If an account breaches a vault's minimum collateral ratio, then the account's vault position becomes eligible for liquidation. In this case, a liquidator can purchase the account's vault shares at a discount to the vault shares oracle price.

Liquidation Rate

Parameter selection considerations

Notional governance should set liquidation rates to ensure they provide a sufficient incentive for liquidators to sell vault shares for the borrowed currency. The liquidation rate should generate enough profit for liquidators to cover the following liquidation related expenses:

  • Gas fees

  • Slippage

  • Swap fees

  • Price basis between the Chainlink oracle prices and spot market prices

The amount of money a liquidator will generate is a function of the liquidation rate and the account's size. The liquidation rate * the minimum borrow size should generate enough money for a liquidator to be able to liquidate an account profitably under conservative gas, slippage, and fee assumptions.

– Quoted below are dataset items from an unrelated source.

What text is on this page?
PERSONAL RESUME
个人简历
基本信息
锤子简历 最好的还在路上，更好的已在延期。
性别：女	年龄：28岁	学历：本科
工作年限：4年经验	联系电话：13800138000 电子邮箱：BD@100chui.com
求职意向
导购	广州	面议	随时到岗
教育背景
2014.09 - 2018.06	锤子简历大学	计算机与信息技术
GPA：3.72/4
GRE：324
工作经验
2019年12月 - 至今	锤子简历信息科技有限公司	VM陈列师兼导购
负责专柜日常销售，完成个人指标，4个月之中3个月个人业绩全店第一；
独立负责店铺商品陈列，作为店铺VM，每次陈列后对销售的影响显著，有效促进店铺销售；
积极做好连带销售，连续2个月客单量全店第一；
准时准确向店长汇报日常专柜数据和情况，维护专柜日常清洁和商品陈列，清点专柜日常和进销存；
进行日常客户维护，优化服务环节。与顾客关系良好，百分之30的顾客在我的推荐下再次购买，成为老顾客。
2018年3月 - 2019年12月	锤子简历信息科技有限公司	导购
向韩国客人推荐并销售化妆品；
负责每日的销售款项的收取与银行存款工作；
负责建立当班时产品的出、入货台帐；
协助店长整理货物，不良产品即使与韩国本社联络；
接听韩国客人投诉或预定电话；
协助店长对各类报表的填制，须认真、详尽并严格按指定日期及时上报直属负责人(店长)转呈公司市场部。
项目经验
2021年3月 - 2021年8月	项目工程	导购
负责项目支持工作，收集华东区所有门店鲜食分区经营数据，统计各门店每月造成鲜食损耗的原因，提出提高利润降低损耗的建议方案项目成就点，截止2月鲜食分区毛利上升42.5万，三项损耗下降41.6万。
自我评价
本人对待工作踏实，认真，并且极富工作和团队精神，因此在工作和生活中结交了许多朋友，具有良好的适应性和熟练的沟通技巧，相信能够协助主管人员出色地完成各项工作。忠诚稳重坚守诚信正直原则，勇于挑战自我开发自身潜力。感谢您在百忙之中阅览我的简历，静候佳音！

Max Develerage Collateral Ratio

The Max Deleverage Collateral Ratio is the maximum collateral ratio (minimum leverage ratio) that a liquidator can bring an account to during liquidation. This effectively mitigates the issue of liquidators liquidating accounts entirely when they breach their minimum collateral ratio.

If an account breaches the vault's minimum borrow size, then a liquidator can liquidate the account entirely, and the Max Deleverage Collateral Ratio won't apply.

Parameter selection considerations

Notional's governance should select a Max Deleverage Collateral Ratio that brings liquidated accounts to a safe leverage ratio. Moreover, the Max Deleverage Collateral Ratio should allow liquidated accounts to be sufficiently deleveraged to avoid liquidating the same account multiple times over short periods of time.